One application or multiple?
In theory, you will be able to create multiple applications within one project. Each of these applications will be able to connect to its own database. Also, multiple applications may share one database.
Each application will have its own code modules, messages, domains, etcetera. When a user logs on, he will be able to start either one of the applications or even multiple.
The reality is that most solutions implement only one single application. In this situation, the boundaries between global objects and application-specific objects are less relevant. You will even be able to let load all
code modules (the global modules and the application-specific modules) in 'one space'.
For simplicity, we assume you will only have one application per project in our documentation.
Globals
The globals part contains all elements that are defined 'globally' and are shared with all applications you create in your project.
- Global settings: This contains all kind of global settings for the project. These are settings that define the name of the project, settings that define the generic behaviour of the user interface, etcetera.
- Global messages: The global messages are messages that are used from your global modules or are used from within system messages. You can add and delete these global messages yourself.
- Global messages: The system messages are used for all standard texts in Polar Studio. Like texts 'Are you sure you want to delete this record' to a message defining the logon-screen. System messages can not be deleted or added by the user.
- Custom controls: Polar Studio comes with a set of 'controls' that are used to create the HTML when a control in a form is rendered. However, in your applications you may want to render specific HTML for some controls. This is where you can use Custom Controls. The custom control is defined only once and can be used in many places. Custom controls can be created for specific field types, for relationships or for 'unbound' controls. You must implement scripts to catch the events to render the control.
- Global/websession events: This part contains the global events/websession events.
- Global modules: The global modules are available for all your applications. Also, global modules are used for events like 'ValidateUser' and for custom controls.
Per application
Per application, the tree allows you to edit all application specific properties and objects.
- Application settings: This dialog will allow you to set all kind of settings specific for this application. This includes properties like the caption of the application, which form is opened on start-up and the default headers and footers for the application.
- Groups: When a user logs in to a project, he will get access to the application as member of a user-group. Per application, multiple user-groups can be defined. There must always be at least one user-group. Per user-group, you can give permissions to tables, fields, controls, state-transitions, etcetera. Also many properties can be set per user-group, allowing you to shape your application to each user-group.

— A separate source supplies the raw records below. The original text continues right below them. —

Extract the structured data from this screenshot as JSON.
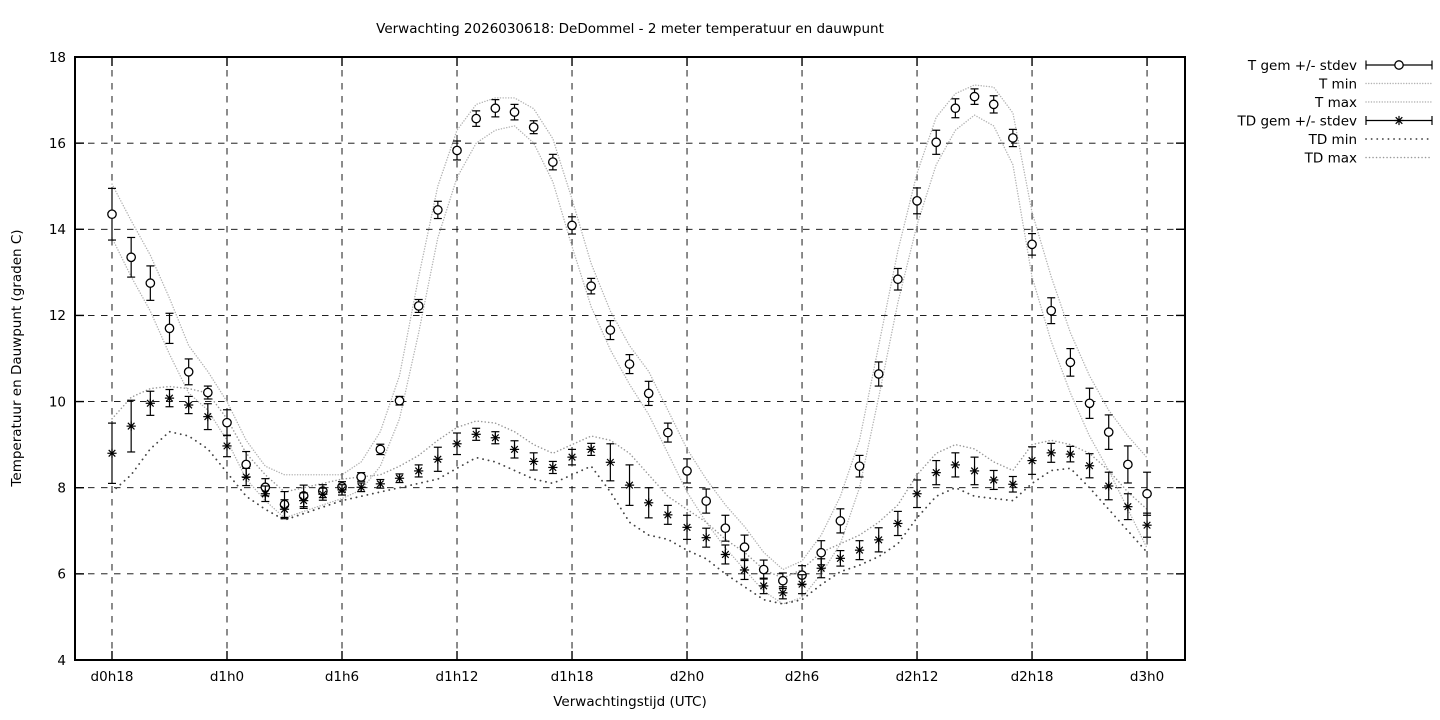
{
  "title": "Verwachting 2026030618: DeDommel - 2 meter temperatuur en dauwpunt",
  "axes": {
    "ylabel": "Temperatuur en Dauwpunt (graden C)",
    "xlabel": "Verwachtingstijd (UTC)",
    "yticks": [
      4,
      6,
      8,
      10,
      12,
      14,
      16,
      18
    ],
    "xtick_labels": [
      "d0h18",
      "d1h0",
      "d1h6",
      "d1h12",
      "d1h18",
      "d2h0",
      "d2h6",
      "d2h12",
      "d2h18",
      "d3h0"
    ]
  },
  "legend": {
    "entries": [
      {
        "label": "T gem +/- stdev",
        "style": "errorbar-circle"
      },
      {
        "label": "T min",
        "style": "dotted-fine"
      },
      {
        "label": "T max",
        "style": "dotted-fine"
      },
      {
        "label": "TD gem +/- stdev",
        "style": "errorbar-asterisk"
      },
      {
        "label": "TD min",
        "style": "dotted-sparse"
      },
      {
        "label": "TD max",
        "style": "dotted-medium"
      }
    ]
  },
  "style_colors": {
    "foreground": "#000000",
    "background": "#ffffff",
    "t_minmax_dots": "#b3b3b3",
    "td_max_dots": "#999999",
    "td_min_dots": "#444444"
  },
  "chart_data": {
    "type": "line",
    "title": "Verwachting 2026030618: DeDommel - 2 meter temperatuur en dauwpunt",
    "xlabel": "Verwachtingstijd (UTC)",
    "ylabel": "Temperatuur en Dauwpunt (graden C)",
    "grid": true,
    "legend_position": "outside-top-right",
    "ylim": [
      4,
      18
    ],
    "yticks": [
      4,
      6,
      8,
      10,
      12,
      14,
      16,
      18
    ],
    "xlim_hours": [
      16.07,
      73.98
    ],
    "x_tick_hours": [
      18,
      24,
      30,
      36,
      42,
      48,
      54,
      60,
      66,
      72
    ],
    "x_tick_labels": [
      "d0h18",
      "d1h0",
      "d1h6",
      "d1h12",
      "d1h18",
      "d2h0",
      "d2h6",
      "d2h12",
      "d2h18",
      "d3h0"
    ],
    "x_hours": [
      18,
      19,
      20,
      21,
      22,
      23,
      24,
      25,
      26,
      27,
      28,
      29,
      30,
      31,
      32,
      33,
      34,
      35,
      36,
      37,
      38,
      39,
      40,
      41,
      42,
      43,
      44,
      45,
      46,
      47,
      48,
      49,
      50,
      51,
      52,
      53,
      54,
      55,
      56,
      57,
      58,
      59,
      60,
      61,
      62,
      63,
      64,
      65,
      66,
      67,
      68,
      69,
      70,
      71,
      72
    ],
    "series": [
      {
        "name": "T gem +/- stdev",
        "style": "errorbar-circle",
        "values": [
          14.35,
          13.35,
          12.75,
          11.7,
          10.69,
          10.21,
          9.51,
          8.54,
          8.01,
          7.61,
          7.81,
          7.92,
          8.02,
          8.25,
          8.89,
          10.02,
          12.22,
          14.45,
          15.83,
          16.57,
          16.81,
          16.72,
          16.37,
          15.56,
          14.09,
          12.68,
          11.66,
          10.87,
          10.19,
          9.28,
          8.39,
          7.69,
          7.06,
          6.62,
          6.1,
          5.84,
          5.97,
          6.49,
          7.23,
          8.5,
          10.64,
          12.84,
          14.66,
          16.02,
          16.81,
          17.08,
          16.9,
          16.12,
          13.65,
          12.11,
          10.91,
          9.96,
          9.29,
          8.54,
          7.86
        ],
        "stdev": [
          0.6,
          0.46,
          0.4,
          0.35,
          0.3,
          0.15,
          0.3,
          0.3,
          0.2,
          0.3,
          0.25,
          0.15,
          0.12,
          0.1,
          0.12,
          0.1,
          0.15,
          0.2,
          0.22,
          0.18,
          0.2,
          0.18,
          0.15,
          0.18,
          0.2,
          0.18,
          0.22,
          0.22,
          0.28,
          0.22,
          0.28,
          0.28,
          0.3,
          0.28,
          0.22,
          0.18,
          0.22,
          0.28,
          0.28,
          0.25,
          0.28,
          0.25,
          0.3,
          0.28,
          0.22,
          0.18,
          0.2,
          0.2,
          0.25,
          0.3,
          0.32,
          0.35,
          0.4,
          0.43,
          0.5
        ]
      },
      {
        "name": "T min",
        "style": "dotted-fine",
        "values": [
          13.8,
          12.9,
          12.1,
          11.1,
          10.2,
          9.8,
          9.1,
          8.2,
          7.7,
          7.3,
          7.45,
          7.6,
          7.75,
          7.95,
          8.5,
          9.6,
          11.6,
          13.8,
          15.2,
          16.0,
          16.3,
          16.4,
          16.0,
          15.1,
          13.6,
          12.2,
          11.2,
          10.4,
          9.7,
          8.8,
          7.9,
          7.2,
          6.6,
          6.1,
          5.6,
          5.3,
          5.45,
          6.0,
          6.7,
          8.0,
          10.1,
          12.3,
          14.1,
          15.5,
          16.3,
          16.65,
          16.4,
          15.5,
          12.9,
          11.4,
          10.2,
          9.2,
          8.4,
          7.5,
          6.6
        ]
      },
      {
        "name": "T max",
        "style": "dotted-fine",
        "values": [
          15.05,
          14.2,
          13.4,
          12.4,
          11.3,
          10.7,
          10.0,
          9.1,
          8.5,
          8.3,
          8.3,
          8.3,
          8.3,
          8.6,
          9.3,
          10.6,
          12.9,
          15.0,
          16.3,
          16.9,
          17.05,
          17.05,
          16.8,
          16.1,
          14.7,
          13.2,
          12.1,
          11.3,
          10.7,
          9.8,
          8.9,
          8.2,
          7.6,
          7.1,
          6.5,
          6.1,
          6.3,
          6.9,
          7.8,
          9.1,
          11.3,
          13.5,
          15.3,
          16.6,
          17.15,
          17.35,
          17.3,
          16.7,
          14.4,
          12.9,
          11.6,
          10.6,
          9.8,
          9.2,
          8.7
        ]
      },
      {
        "name": "TD gem +/- stdev",
        "style": "errorbar-asterisk",
        "values": [
          8.8,
          9.43,
          9.96,
          10.08,
          9.92,
          9.65,
          8.97,
          8.25,
          7.86,
          7.5,
          7.7,
          7.85,
          7.95,
          8.01,
          8.09,
          8.22,
          8.39,
          8.66,
          9.02,
          9.24,
          9.16,
          8.89,
          8.61,
          8.47,
          8.71,
          8.89,
          8.59,
          8.06,
          7.65,
          7.37,
          7.08,
          6.84,
          6.45,
          6.09,
          5.72,
          5.56,
          5.76,
          6.13,
          6.36,
          6.55,
          6.79,
          7.17,
          7.86,
          8.35,
          8.53,
          8.39,
          8.18,
          8.08,
          8.63,
          8.81,
          8.78,
          8.51,
          8.04,
          7.56,
          7.13
        ],
        "stdev": [
          0.7,
          0.6,
          0.28,
          0.2,
          0.2,
          0.3,
          0.25,
          0.2,
          0.18,
          0.22,
          0.18,
          0.14,
          0.12,
          0.1,
          0.1,
          0.1,
          0.14,
          0.28,
          0.25,
          0.14,
          0.14,
          0.2,
          0.2,
          0.14,
          0.18,
          0.14,
          0.43,
          0.47,
          0.35,
          0.22,
          0.28,
          0.22,
          0.22,
          0.22,
          0.18,
          0.14,
          0.22,
          0.22,
          0.18,
          0.22,
          0.28,
          0.28,
          0.32,
          0.28,
          0.28,
          0.32,
          0.22,
          0.18,
          0.32,
          0.22,
          0.18,
          0.28,
          0.32,
          0.3,
          0.28
        ]
      },
      {
        "name": "TD min",
        "style": "dotted-sparse",
        "values": [
          7.9,
          8.3,
          8.9,
          9.3,
          9.2,
          8.9,
          8.35,
          7.8,
          7.5,
          7.25,
          7.4,
          7.55,
          7.7,
          7.8,
          7.9,
          8.0,
          8.1,
          8.2,
          8.45,
          8.7,
          8.6,
          8.4,
          8.2,
          8.1,
          8.3,
          8.5,
          7.9,
          7.2,
          6.9,
          6.8,
          6.55,
          6.35,
          6.0,
          5.7,
          5.4,
          5.3,
          5.4,
          5.75,
          6.05,
          6.2,
          6.4,
          6.7,
          7.3,
          7.8,
          8.0,
          7.8,
          7.75,
          7.7,
          8.1,
          8.4,
          8.45,
          8.0,
          7.5,
          7.0,
          6.5
        ]
      },
      {
        "name": "TD max",
        "style": "dotted-medium",
        "values": [
          9.6,
          10.1,
          10.3,
          10.35,
          10.3,
          10.2,
          9.6,
          8.8,
          8.3,
          7.9,
          8.0,
          8.1,
          8.2,
          8.25,
          8.3,
          8.5,
          8.75,
          9.1,
          9.4,
          9.55,
          9.5,
          9.3,
          9.0,
          8.8,
          9.0,
          9.2,
          9.1,
          8.8,
          8.3,
          7.8,
          7.5,
          7.2,
          6.8,
          6.5,
          6.1,
          5.9,
          6.1,
          6.5,
          6.7,
          6.9,
          7.2,
          7.6,
          8.3,
          8.8,
          9.0,
          8.9,
          8.6,
          8.4,
          9.0,
          9.1,
          9.0,
          8.8,
          8.4,
          7.9,
          7.5
        ]
      }
    ]
  }
}
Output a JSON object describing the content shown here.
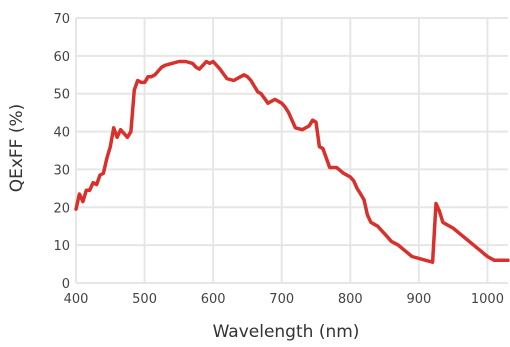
{
  "chart_data": {
    "type": "line",
    "title": "",
    "xlabel": "Wavelength (nm)",
    "ylabel": "QExFF (%)",
    "xlim": [
      400,
      1030
    ],
    "ylim": [
      0,
      70
    ],
    "x_ticks": [
      400,
      500,
      600,
      700,
      800,
      900,
      1000
    ],
    "y_ticks": [
      0,
      10,
      20,
      30,
      40,
      50,
      60,
      70
    ],
    "grid": true,
    "legend": "none",
    "series": [
      {
        "color": "#d9302b",
        "x": [
          400,
          405,
          410,
          415,
          420,
          425,
          430,
          435,
          440,
          445,
          450,
          455,
          460,
          465,
          470,
          475,
          480,
          485,
          490,
          495,
          500,
          502,
          505,
          510,
          515,
          520,
          525,
          530,
          540,
          550,
          560,
          570,
          575,
          580,
          585,
          590,
          595,
          600,
          605,
          610,
          620,
          630,
          640,
          645,
          650,
          655,
          660,
          665,
          670,
          680,
          690,
          700,
          705,
          710,
          715,
          720,
          730,
          740,
          745,
          750,
          755,
          760,
          770,
          780,
          790,
          800,
          805,
          810,
          815,
          820,
          825,
          830,
          835,
          840,
          845,
          850,
          855,
          860,
          870,
          880,
          890,
          900,
          910,
          920,
          925,
          930,
          935,
          940,
          950,
          960,
          970,
          980,
          990,
          1000,
          1010,
          1020,
          1025,
          1030
        ],
        "values": [
          19.5,
          23.5,
          21.5,
          24.5,
          24.5,
          26.5,
          26,
          28.5,
          29,
          33,
          36,
          41,
          38.5,
          40.5,
          39.5,
          38.5,
          40,
          51,
          53.5,
          53,
          53,
          53.5,
          54.5,
          54.5,
          55,
          56,
          57,
          57.5,
          58,
          58.5,
          58.5,
          58,
          57,
          56.5,
          57.5,
          58.5,
          58,
          58.5,
          57.5,
          56.5,
          54,
          53.5,
          54.5,
          55,
          54.5,
          53.5,
          52,
          50.5,
          50,
          47.5,
          48.5,
          47.5,
          46.5,
          45,
          43,
          41,
          40.5,
          41.5,
          43,
          42.5,
          36,
          35.5,
          30.5,
          30.5,
          29,
          28,
          27,
          25,
          23.5,
          22,
          18,
          16,
          15.5,
          15,
          14,
          13,
          12,
          11,
          10,
          8.5,
          7,
          6.5,
          6,
          5.5,
          21,
          19,
          16,
          15.5,
          14.5,
          13,
          11.5,
          10,
          8.5,
          7,
          6,
          6,
          6,
          6
        ]
      }
    ]
  }
}
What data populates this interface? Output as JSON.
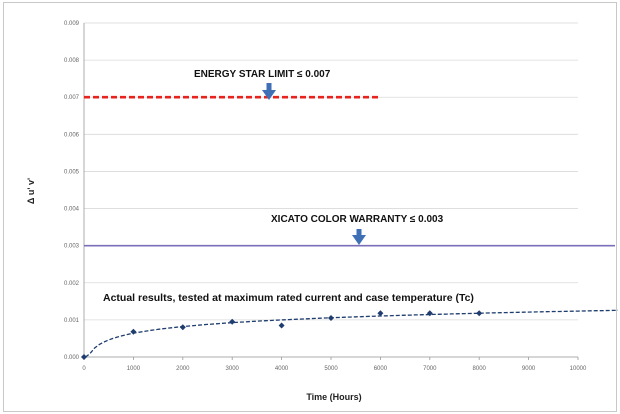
{
  "chart_data": {
    "type": "scatter",
    "xlabel": "Time (Hours)",
    "ylabel": "Δ u' v'",
    "xlim": [
      0,
      10000
    ],
    "ylim": [
      0,
      0.009
    ],
    "x_ticks": [
      "0",
      "1000",
      "2000",
      "3000",
      "4000",
      "5000",
      "6000",
      "7000",
      "8000",
      "9000",
      "10000"
    ],
    "y_ticks": [
      "0.000",
      "0.001",
      "0.002",
      "0.003",
      "0.004",
      "0.005",
      "0.006",
      "0.007",
      "0.008",
      "0.009"
    ],
    "grid": true,
    "series": [
      {
        "points": [
          {
            "x": 0,
            "y": 0.0
          },
          {
            "x": 1000,
            "y": 0.00068
          },
          {
            "x": 2000,
            "y": 0.0008
          },
          {
            "x": 3000,
            "y": 0.00095
          },
          {
            "x": 4000,
            "y": 0.00085
          },
          {
            "x": 5000,
            "y": 0.00105
          },
          {
            "x": 6000,
            "y": 0.00118
          },
          {
            "x": 7000,
            "y": 0.00118
          },
          {
            "x": 8000,
            "y": 0.00118
          }
        ],
        "trendline": "logarithmic dashed",
        "color": "#1f3d6e"
      }
    ],
    "reference_lines": [
      {
        "label": "ENERGY  STAR LIMIT ≤ 0.007",
        "y": 0.007,
        "x_end": 6000,
        "style": "dashed",
        "color": "#e8231d"
      },
      {
        "label": "XICATO COLOR WARRANTY ≤ 0.003",
        "y": 0.003,
        "style": "solid",
        "color": "#7a6fb8"
      }
    ],
    "annotations": [
      {
        "text": "Actual results, tested at maximum rated current and case temperature (Tc)"
      }
    ],
    "arrow_color": "#3f6fb5"
  }
}
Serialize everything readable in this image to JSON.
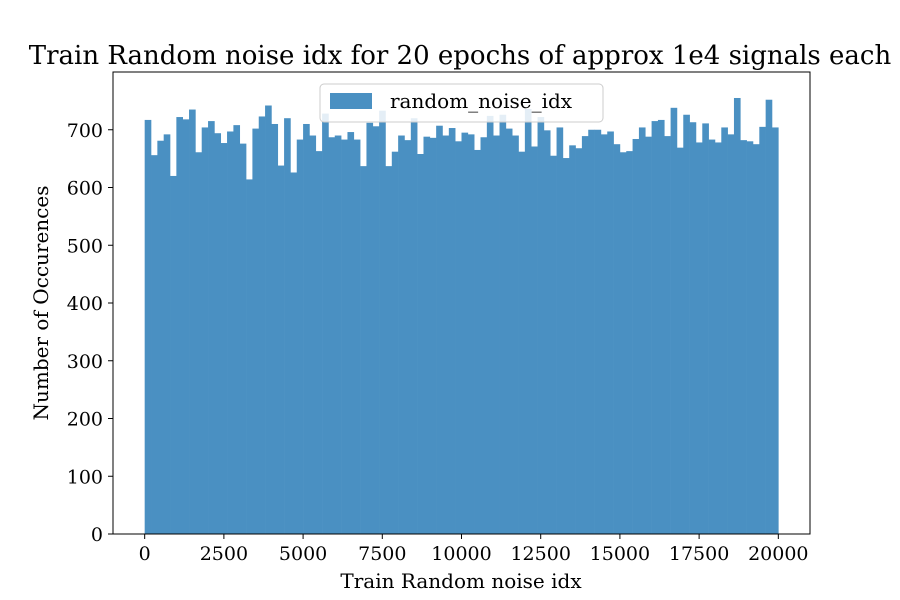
{
  "chart_data": {
    "type": "bar",
    "title": "Train Random noise idx for 20 epochs of approx 1e4 signals each",
    "xlabel": "Train Random noise idx",
    "ylabel": "Number of Occurences",
    "xlim": [
      -1000,
      21000
    ],
    "ylim": [
      0,
      800
    ],
    "xticks": [
      0,
      2500,
      5000,
      7500,
      10000,
      12500,
      15000,
      17500,
      20000
    ],
    "xtick_labels": [
      "0",
      "2500",
      "5000",
      "7500",
      "10000",
      "12500",
      "15000",
      "17500",
      "20000"
    ],
    "yticks": [
      0,
      100,
      200,
      300,
      400,
      500,
      600,
      700
    ],
    "ytick_labels": [
      "0",
      "100",
      "200",
      "300",
      "400",
      "500",
      "600",
      "700"
    ],
    "grid": false,
    "legend_position": "top-center",
    "bin_start": 0,
    "bin_width": 200,
    "series": [
      {
        "name": "random_noise_idx",
        "color": "#4a90c2",
        "values": [
          717,
          656,
          681,
          692,
          620,
          722,
          718,
          735,
          661,
          704,
          715,
          694,
          677,
          697,
          708,
          676,
          614,
          702,
          723,
          742,
          710,
          638,
          720,
          626,
          683,
          710,
          690,
          663,
          728,
          687,
          690,
          683,
          696,
          683,
          637,
          712,
          706,
          733,
          637,
          662,
          690,
          682,
          720,
          658,
          688,
          686,
          707,
          690,
          703,
          680,
          695,
          692,
          665,
          687,
          724,
          690,
          726,
          702,
          690,
          662,
          736,
          671,
          722,
          699,
          655,
          704,
          651,
          673,
          668,
          689,
          700,
          700,
          692,
          697,
          675,
          661,
          663,
          684,
          704,
          688,
          715,
          717,
          689,
          738,
          669,
          726,
          713,
          678,
          711,
          683,
          678,
          704,
          692,
          755,
          682,
          680,
          675,
          705,
          752,
          704
        ]
      }
    ]
  }
}
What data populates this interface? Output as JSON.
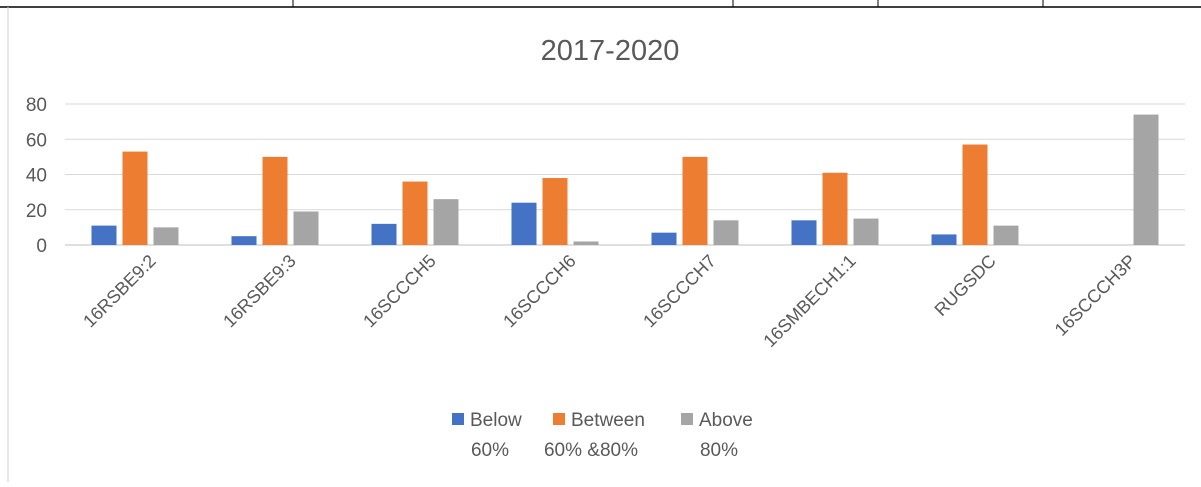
{
  "chart_data": {
    "type": "bar",
    "title": "2017-2020",
    "categories": [
      "16RSBE9:2",
      "16RSBE9:3",
      "16SCCCH5",
      "16SCCCH6",
      "16SCCCH7",
      "16SMBECH1:1",
      "RUGSDC",
      "16SCCCH3P"
    ],
    "series": [
      {
        "name": "Below 60%",
        "legend_lines": [
          "Below",
          "60%"
        ],
        "color": "#4472C4",
        "values": [
          11,
          5,
          12,
          24,
          7,
          14,
          6,
          0
        ]
      },
      {
        "name": "Between 60% &80%",
        "legend_lines": [
          "Between",
          "60% &80%"
        ],
        "color": "#ED7D31",
        "values": [
          53,
          50,
          36,
          38,
          50,
          41,
          57,
          0
        ]
      },
      {
        "name": "Above 80%",
        "legend_lines": [
          "Above",
          "80%"
        ],
        "color": "#A5A5A5",
        "values": [
          10,
          19,
          26,
          2,
          14,
          15,
          11,
          74
        ]
      }
    ],
    "ylim": [
      0,
      80
    ],
    "yticks": [
      0,
      20,
      40,
      60,
      80
    ],
    "xlabel": "",
    "ylabel": "",
    "grid": true,
    "legend": "bottom"
  }
}
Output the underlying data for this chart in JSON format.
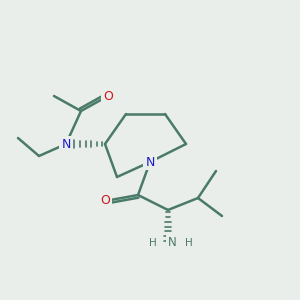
{
  "bg_color": "#eaeeea",
  "bond_color": "#4a7a6a",
  "bond_width": 1.8,
  "N_color": "#1a1acc",
  "O_color": "#cc1a1a",
  "NH2_color": "#4a7a6a",
  "fig_size": [
    3.0,
    3.0
  ],
  "dpi": 100,
  "xlim": [
    0,
    10
  ],
  "ylim": [
    0,
    10
  ]
}
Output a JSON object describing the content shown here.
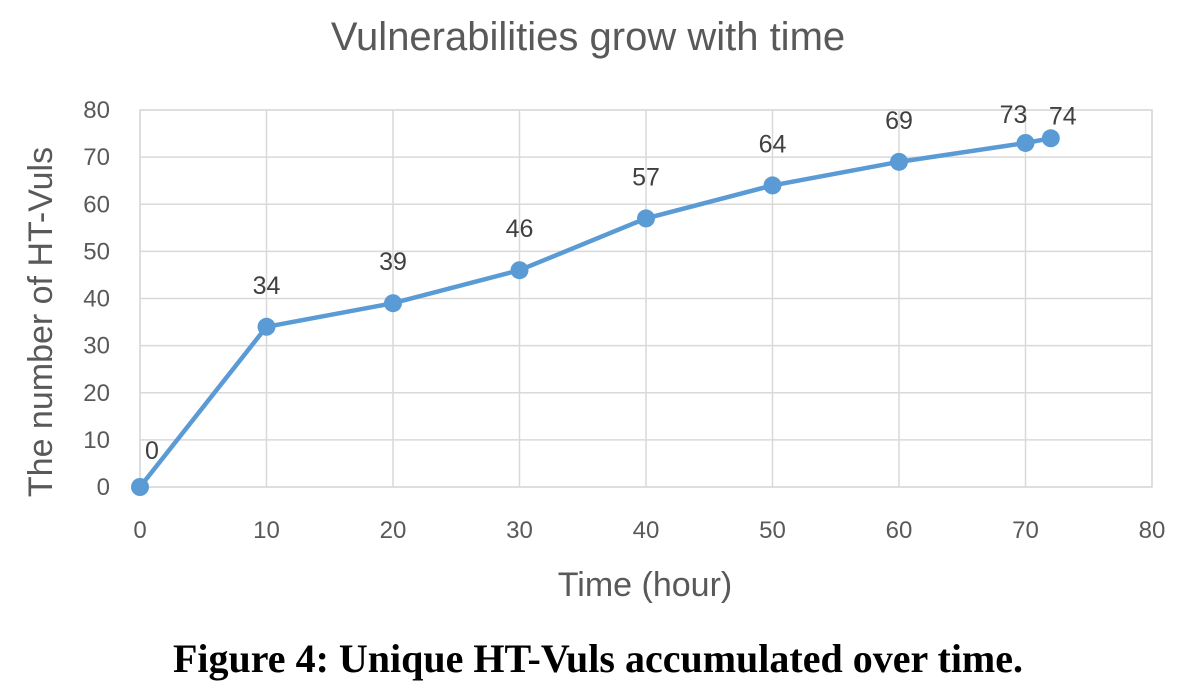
{
  "chart_data": {
    "type": "line",
    "title": "Vulnerabilities grow with time",
    "xlabel": "Time (hour)",
    "ylabel": "The number of HT-Vuls",
    "x": [
      0,
      10,
      20,
      30,
      40,
      50,
      60,
      70,
      72
    ],
    "series": [
      {
        "values": [
          0,
          34,
          39,
          46,
          57,
          64,
          69,
          73,
          74
        ],
        "color": "#5b9bd5"
      }
    ],
    "data_labels": [
      "0",
      "34",
      "39",
      "46",
      "57",
      "64",
      "69",
      "73",
      "74"
    ],
    "xlim": [
      0,
      80
    ],
    "ylim": [
      0,
      80
    ],
    "xticks": [
      0,
      10,
      20,
      30,
      40,
      50,
      60,
      70,
      80
    ],
    "yticks": [
      0,
      10,
      20,
      30,
      40,
      50,
      60,
      70,
      80
    ],
    "grid": true,
    "legend": "none"
  },
  "caption": "Figure 4: Unique HT-Vuls accumulated over time."
}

- Menu: The menu is used to get access to tables and forms in the application. You can also have menu-items that start a specific script or open specific system forms. You can set permissions to all items in the menu.
- Tables and bound forms
- Domains: A domain is a set of properties that can be applied to fields in the database. These can be specific rules for text fields, allowed values for numbers or it can define a fixed limited set of values (with specific captions). You can also define domains for date fields or for file-upload fields (blobs).
- List of tables...: All tables in the database that you have included in your project are listed here. Each table-node can be expanded. You will then see the following sub-nodes:
- Table settings: In this dialog you can access all settings regarding the table, its fields, the permissions, workflow, etcetera.
- Events: This node lists all events on the table, like 'OnInsert', 'OnUpdate' and 'OnDelete'.
- The form(s) defined on the table: Each table has at least one form to access the data in the table. If wanted, you can add additional forms that can be used for special situations or for specific user groups. In real life, using multiple forms on one table is used/needed only very occasionally. Per form you will be able to access the form settings and its main events.
- Unbound forms: Within the tables, all table-bound forms are shown with their table. You can also create forms that are not bound to a table. These unbound forms are listed here. Each form here can be opened to show its settings and to access its main form-level events.
- Messages: The messages dialog contains all messages created within the application. These are messages that are used for for example captions but also messages that are used in scripts. Each message can be translated to the languages you are using in your application.
- Events: Here, all application-level events are shown. These are events on the application itself (like OnOpenApplication) but also 'global' (generic) events for all tables or all forms, like 'GlobalOnInsert' or 'GlobalOnOpenForm'.
- Modules: The modules listed here are created within the application. You can create modules for implementing events on tables, fields, forms, controls, domains, etcetera, but also to create your own procedures for complex scripts.